Unpopular Advent 2018 – Day 12

Rolling Blackouts Coastal Fever – Hope Downs

Initially I was a little sceptical about Rolling Blackouts Coastal Fever. I found them just a little too clean, a little too obviously referential. Those doubts still nag away in the back of my mind but listening to Hope Downs I find it easier to suspend suspicions and enjoy the noises. Those noises are certainly infused with the spirits of a plethora of Antipodean antecedents and if they do not yet quite blend these spirits into something splendidly unique then at least we can say there is still time, there is still hope.

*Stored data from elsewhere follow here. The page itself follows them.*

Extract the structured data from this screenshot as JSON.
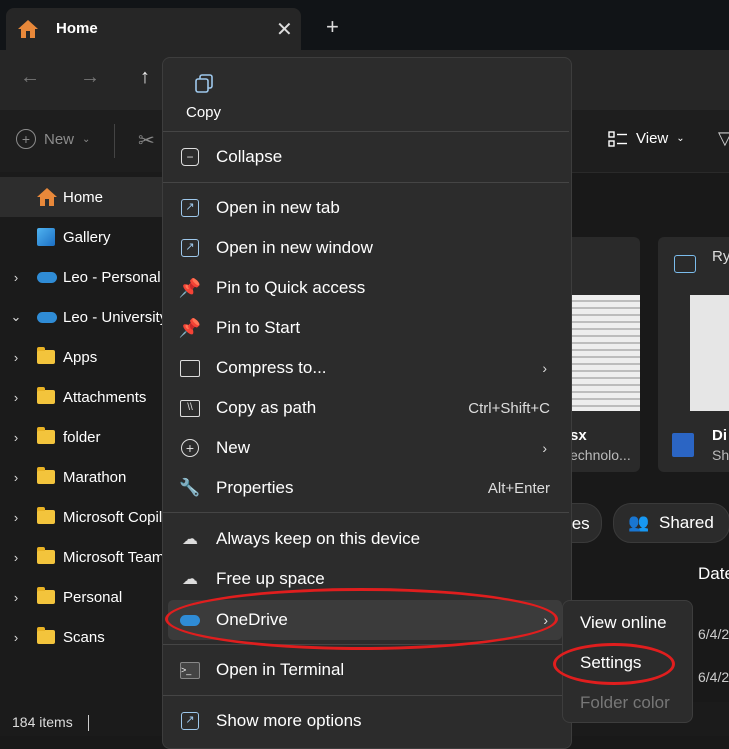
{
  "tab": {
    "title": "Home",
    "close": "✕",
    "new_tab": "+"
  },
  "toolbar": {
    "new_label": "New",
    "view_label": "View"
  },
  "sidebar": {
    "items": [
      {
        "label": "Home"
      },
      {
        "label": "Gallery"
      },
      {
        "label": "Leo - Personal"
      },
      {
        "label": "Leo - University"
      },
      {
        "label": "Apps"
      },
      {
        "label": "Attachments"
      },
      {
        "label": "folder"
      },
      {
        "label": "Marathon"
      },
      {
        "label": "Microsoft Copilot"
      },
      {
        "label": "Microsoft Teams"
      },
      {
        "label": "Personal"
      },
      {
        "label": "Scans"
      }
    ]
  },
  "status": {
    "items": "184 items"
  },
  "content": {
    "card1_title": "sx",
    "card1_sub": "echnolo...",
    "card2_top": "Ry",
    "card2_title": "Di",
    "card2_sub": "Sh",
    "filter_prev": "tes",
    "filter_shared": "Shared",
    "col_date": "Date",
    "row1_date": "6/4/2",
    "row2_date": "6/4/2"
  },
  "menu": {
    "copy": "Copy",
    "collapse": "Collapse",
    "open_new_tab": "Open in new tab",
    "open_new_window": "Open in new window",
    "pin_quick": "Pin to Quick access",
    "pin_start": "Pin to Start",
    "compress": "Compress to...",
    "copy_path": "Copy as path",
    "copy_path_shortcut": "Ctrl+Shift+C",
    "new": "New",
    "properties": "Properties",
    "properties_shortcut": "Alt+Enter",
    "always_keep": "Always keep on this device",
    "free_up": "Free up space",
    "onedrive": "OneDrive",
    "open_terminal": "Open in Terminal",
    "show_more": "Show more options"
  },
  "submenu": {
    "view_online": "View online",
    "settings": "Settings",
    "folder_color": "Folder color"
  },
  "colors": {
    "annotation": "#e01e1e",
    "folder": "#f3c43c",
    "onedrive": "#2f8cd6"
  }
}
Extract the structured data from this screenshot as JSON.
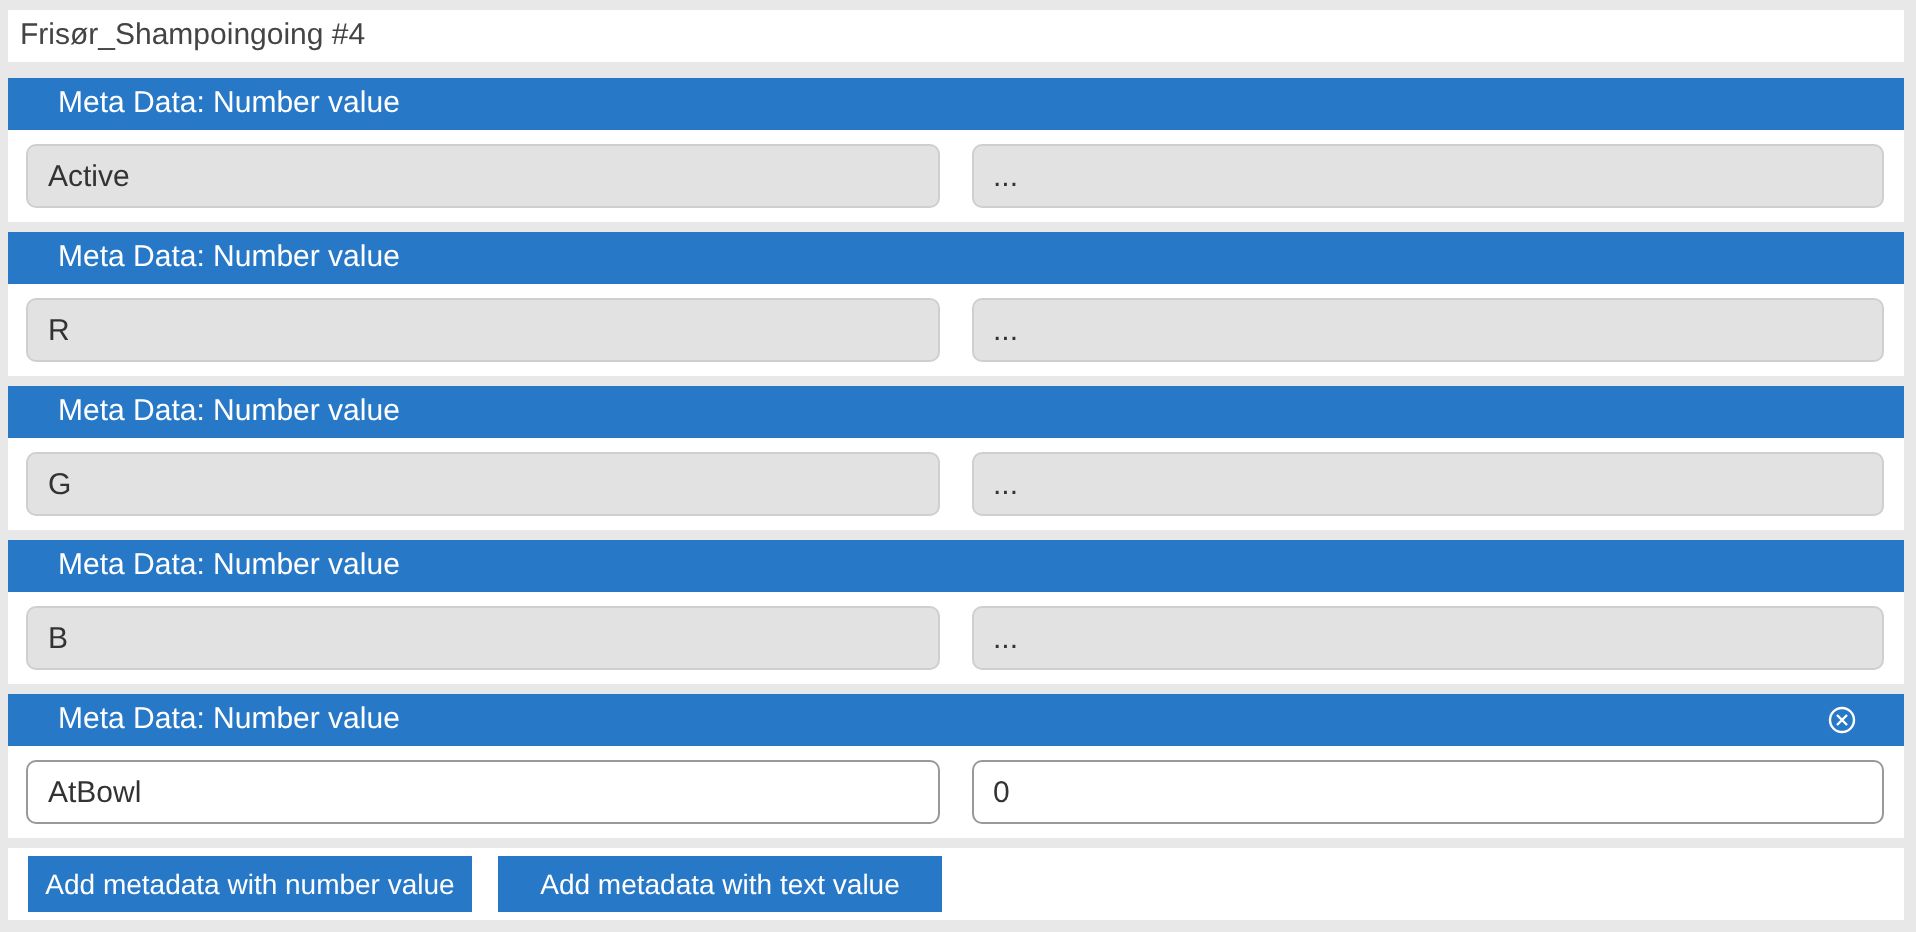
{
  "title": "Frisør_Shampoingoing #4",
  "entries": [
    {
      "header": "Meta Data: Number value",
      "name": "Active",
      "value": "...",
      "disabled": true,
      "removable": false
    },
    {
      "header": "Meta Data: Number value",
      "name": "R",
      "value": "...",
      "disabled": true,
      "removable": false
    },
    {
      "header": "Meta Data: Number value",
      "name": "G",
      "value": "...",
      "disabled": true,
      "removable": false
    },
    {
      "header": "Meta Data: Number value",
      "name": "B",
      "value": "...",
      "disabled": true,
      "removable": false
    },
    {
      "header": "Meta Data: Number value",
      "name": "AtBowl",
      "value": "0",
      "disabled": false,
      "removable": true
    }
  ],
  "buttons": [
    "Add metadata with number value",
    "Add metadata with text value"
  ]
}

So RBCF are not as raw or edgy as contemporaries Terry, for example (whose ‘I’m Terry’ set would have been in this series for sure if I had not already listed both previous albums in previous years and really I kind of feel it’s already at a point where we can take it as a given that if there is a new Terry record then it will have been a favourite in the Unpopular world) and nor are they as strange and exploratory as, say The Verlaines. RBCF may lack the languid luxury of The Triffids or the exquisite, ineffable charm of The Go-Betweens, but they are getting there. They are getting there.

Getting away from the Southern Hemisphere references, let’s state that there are moments on Hope Downs when I’m reminded a little of Wes Gonzalez when he loved a guitar, and it is tempting to describe RBCF as something like Let’s Wrestle with the edges sanded off and the surface French-polished. It’s this polish that puts me in mind too of The Shins and perhaps then it is no surprise to see RBCF finding a home on Sub Pop. I appreciate that some fans of an older Sub Pop incarnation have found nothing of interest in the sheeny shiny Shins and so I expect will see nothing of worth in RBCF and that is fine. Me, I have no emotional attachment to that particular past and always could find the mood for a slick(ish) Indie Rock/Pop charmer.

At its best then, as on the excellent ‘Sister’s Jeans’, this short album is an exuberant sunlit tease. It knows what buttons to press and it clicks them in just the right order. Like much of ‘Hope Downs’, ‘Sister’s Jeans’ is opaque in meaning. There are real world references (“All along Sydney Road”) and details (“You stuck to your shirt, clung to your lemonade”), yet the whole barely holds together as a narrative. This is just fine as far is it goes, for there is more to art than storytelling, and ‘Sister’s Jeans’ is certainly adept at capturing the feel of anxious heat and nervous isolation. It’s the creation of shrouded, suggested meaning that RBCF do rather well across the whole of Hope Downs. It’s the sense of being caught in a whirpool of imagery in which everything is familiar and yet nothing is definite. Specifics blur to become texture and we grasp meaning almost by osmosis.

In the end then this is how ‘Hope Downs’ passes and connects: An album of brevity where words and notes twist and turn against themselves; a string of moments throwing abstract forms on a barely rippled lake. Looking ahead, I look forward to seeing squalls tumbling over the mountains to upset the balance, but for now this will do. This will most certainly do.